La bambina agguantò l'unica cartolina di Titanic che oltre a Jack Dawson raffigurava anche Rose DeWitt Bukater e rispose un po' offesa: «No no, non mi piace lui. A me piace LEI!» Il venditore sorrise: «Ah beh... Non ho visto il film, non so se è brava...» E la bimba: «È brava, è BRAVA!»
Nel corso di quello stesso anno scolastico la bambina impose con scarso successo ai propri compagni la visione del suo film preferito Ragione e sentimento, scrisse un tema per il compito in classe di italiano in cui immaginava di entrare nel castello di Elsinore per incontrare la povera Ofelia e contribuì al giornalino di classe con una recensione di Titanic, tant'è che perfino al colloquio con i genitori la professoressa di lettere inserì tra gli argomenti di conversazione anche la bella passione «per quest'attrice» manifestata dalla piccina (la mamma della bimba, da parte sua, era fan pure lei, specialmente di Marianne Dashwood, e non si stupì affatto).

La bambina ormai cresciuta si appresta oggi a seguire la 68esima Mostra del Cinema di Venezia (31 agosto - 10 settembre) e gli aneddoti scolastici appena descritti possono forse servire per spiegare cosa significhi per lei vedere sul programma Carnage di Roman Polanski, Contagion di Steven Soderbergh e Mildred Pierce di Todd Haynes.

La nostra amica tuttavia è sempre stata una secchiona e dopo l'inutilmente desiderata Giratempo dello scorso anno ha ben pensato, per il 2011, di preparare un rigido programma di visioni veneziane (se ne parlerà dopo il festival, prima non è utile) concentrato specialmente su Orizzonti, Settimana della Critica e Giornate degli Autori per cercare di arginare la tempesta d'amore che si abbatterà sul suo cuore quando colei che nel '98 la attirava dalle bancarelle metterà piede sul tappeto rosso, ma anche per festeggiare un tipo di libertà veneziana relativamente nuova.

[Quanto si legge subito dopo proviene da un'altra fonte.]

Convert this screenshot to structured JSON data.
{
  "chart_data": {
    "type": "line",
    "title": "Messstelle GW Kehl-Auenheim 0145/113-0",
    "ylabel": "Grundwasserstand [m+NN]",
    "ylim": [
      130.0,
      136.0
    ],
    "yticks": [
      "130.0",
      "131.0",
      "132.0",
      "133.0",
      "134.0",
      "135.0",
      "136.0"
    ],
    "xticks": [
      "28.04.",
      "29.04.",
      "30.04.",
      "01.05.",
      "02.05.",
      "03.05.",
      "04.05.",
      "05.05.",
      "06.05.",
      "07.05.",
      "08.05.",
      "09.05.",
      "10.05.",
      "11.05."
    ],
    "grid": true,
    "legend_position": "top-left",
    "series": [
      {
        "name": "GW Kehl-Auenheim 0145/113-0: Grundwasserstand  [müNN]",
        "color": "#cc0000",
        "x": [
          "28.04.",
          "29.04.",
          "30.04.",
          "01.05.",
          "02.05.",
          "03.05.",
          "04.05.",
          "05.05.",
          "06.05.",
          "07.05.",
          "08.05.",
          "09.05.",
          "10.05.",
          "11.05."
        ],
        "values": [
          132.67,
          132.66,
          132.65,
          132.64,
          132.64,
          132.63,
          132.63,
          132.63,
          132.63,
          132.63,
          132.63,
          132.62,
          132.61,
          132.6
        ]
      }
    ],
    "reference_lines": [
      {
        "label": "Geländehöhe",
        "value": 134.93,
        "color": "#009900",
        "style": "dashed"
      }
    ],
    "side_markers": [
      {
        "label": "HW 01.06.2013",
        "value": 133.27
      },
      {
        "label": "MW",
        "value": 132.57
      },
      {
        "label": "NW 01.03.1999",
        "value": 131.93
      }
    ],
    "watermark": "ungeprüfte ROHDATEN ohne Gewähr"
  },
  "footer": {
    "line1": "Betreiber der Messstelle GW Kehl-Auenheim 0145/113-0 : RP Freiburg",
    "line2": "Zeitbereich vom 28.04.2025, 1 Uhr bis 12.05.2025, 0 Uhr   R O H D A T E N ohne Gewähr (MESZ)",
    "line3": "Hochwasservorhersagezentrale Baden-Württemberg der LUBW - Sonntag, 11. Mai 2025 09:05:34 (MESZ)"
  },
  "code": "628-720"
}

C'è una scena in Quattro matrimoni e un funerale in cui Rossella/Scarlett va a svegliare Charles, gli domanda come abbia intenzione di passare la giornata e lui risponde «Credo che approfitterò del fatto che per la prima volta in vita mia è sabato e non sono invitato a un matrimonio». Ecco, la nostra amica secchiona vorrebbe festeggiare il fatto che per la prima volta in vita sua andrà a Venezia e non dovrà correre dietro a "He-Who-Must-Not-Be-Named". Che in realtà, forse, al Lido, ci sarà. Ma forse no. Male che vada ci sarà comunque pochissimo.

Da qualche giorno la secchiona ha in mano il programma giornaliero delle proiezioni (pdf) e, a causa della solita sovrapposizione d'orari, ben poche certezze: una è sicuramente La terre outragée di Michale Boganim, seguita a ruota ¡Vivan las Antipodas! di Viktor Kosakovskij (aka "il papà di Svyato"). Nel gran casino lagunare le cose imparate a Pesaro sono sempre un faro luminoso.

E poi, il vero evento, a Venezia, è QUESTO: da quanto tempo Gary Oldman non aveva il nome SOPRA al titolo in una locandina? Eh? Da quanto? 18 anni minimo?